Hmmm. I posted a response, and I think I even went back and saw it up here, but is no here now.
So, lemme try again.
The '57 beams pretty seriously in the treble region, and the tweeter panel has an absorbent pad behind it so the radiation is monopole instead of dipole. The result is a relative lack of reverberant field energy in the treble region. So there may be a little bit of room for improvement there.

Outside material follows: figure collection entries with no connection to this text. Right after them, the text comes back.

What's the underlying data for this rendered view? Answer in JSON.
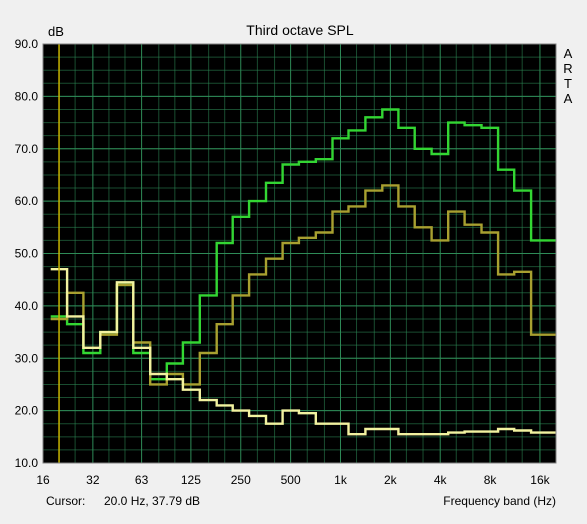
{
  "chart_data": {
    "type": "line",
    "title": "Third octave SPL",
    "ylabel": "dB",
    "xlabel": "Frequency band (Hz)",
    "brand": "ARTA",
    "ylim": [
      10,
      90
    ],
    "y_ticks": [
      "10.0",
      "20.0",
      "30.0",
      "40.0",
      "50.0",
      "60.0",
      "70.0",
      "80.0",
      "90.0"
    ],
    "x_ticks": [
      "16",
      "32",
      "63",
      "125",
      "250",
      "500",
      "1k",
      "2k",
      "4k",
      "8k",
      "16k"
    ],
    "x_tick_values": [
      16,
      32,
      63,
      125,
      250,
      500,
      1000,
      2000,
      4000,
      8000,
      16000
    ],
    "bands": [
      20,
      25,
      31.5,
      40,
      50,
      63,
      80,
      100,
      125,
      160,
      200,
      250,
      315,
      400,
      500,
      630,
      800,
      1000,
      1250,
      1600,
      2000,
      2500,
      3150,
      4000,
      5000,
      6300,
      8000,
      10000,
      12500,
      16000,
      20000
    ],
    "grid": true,
    "cursor": {
      "label": "Cursor:",
      "readout": "20.0 Hz, 37.79 dB",
      "x": 20
    },
    "colors": {
      "background": "#000000",
      "grid": "#2e8b57",
      "cursor": "#c8b400",
      "green": "#33d633",
      "olive": "#a8a030",
      "yellow": "#f2f2a0"
    },
    "series": [
      {
        "color": "#33d633",
        "values": [
          38,
          36.5,
          31,
          35,
          44,
          31,
          26,
          29,
          33,
          42,
          52,
          57,
          60,
          63.5,
          67,
          67.5,
          68,
          72,
          73.5,
          76,
          77.5,
          74,
          70,
          69,
          75,
          74.5,
          74,
          66,
          62,
          52.5,
          52.5
        ]
      },
      {
        "color": "#a8a030",
        "values": [
          37.5,
          42.5,
          32,
          34.5,
          44,
          33,
          25,
          27,
          25,
          31,
          36.5,
          42,
          46,
          49,
          52,
          53,
          54,
          58,
          59,
          62,
          63,
          59,
          55,
          52.5,
          58,
          55.5,
          54,
          46,
          46.5,
          34.5,
          34.5
        ]
      },
      {
        "color": "#f2f2a0",
        "values": [
          47,
          38,
          32,
          35,
          44.5,
          32,
          27,
          26,
          24,
          22,
          21,
          20,
          19,
          17.5,
          20,
          19.5,
          17.5,
          17.5,
          15.5,
          16.5,
          16.5,
          15.5,
          15.5,
          15.5,
          15.8,
          16,
          16,
          16.5,
          16.2,
          15.8,
          15.8
        ]
      }
    ]
  }
}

The tweak is this: Use a cheap 1" soft dome tweeter to fill in some of the missing treble energy in the reverberant field. We want its output to arrive after the first-arrival sound, which I define as the interval before the precedence effect or Haas effect kicks in. This corresponds to a path length difference of about 9 inches, so to be safe we want the tweeter about a foot or so behind the panel, sitting on the floor, facing up.
The tweeter is wired in parallel with the electrostat, and a capacitor is wired in series with the tweeter to act as a low pass filter. I suggest about a 2 microfarad cap as a good starting point for a typical 88 dB ballpark 8-ohm tweeter. Probably a good idea to avoid a 4-ohm tweeter in this application, as even with a series capacitor that might make the load a bit nasty for some amps.
I don't think it's necessary, and maybe not even desirable, to spend a lot of money on the reverb-field tweeter.
edit: Seems to be up there this time. Maybe I just previewed it and never really posted it before, only thought I had.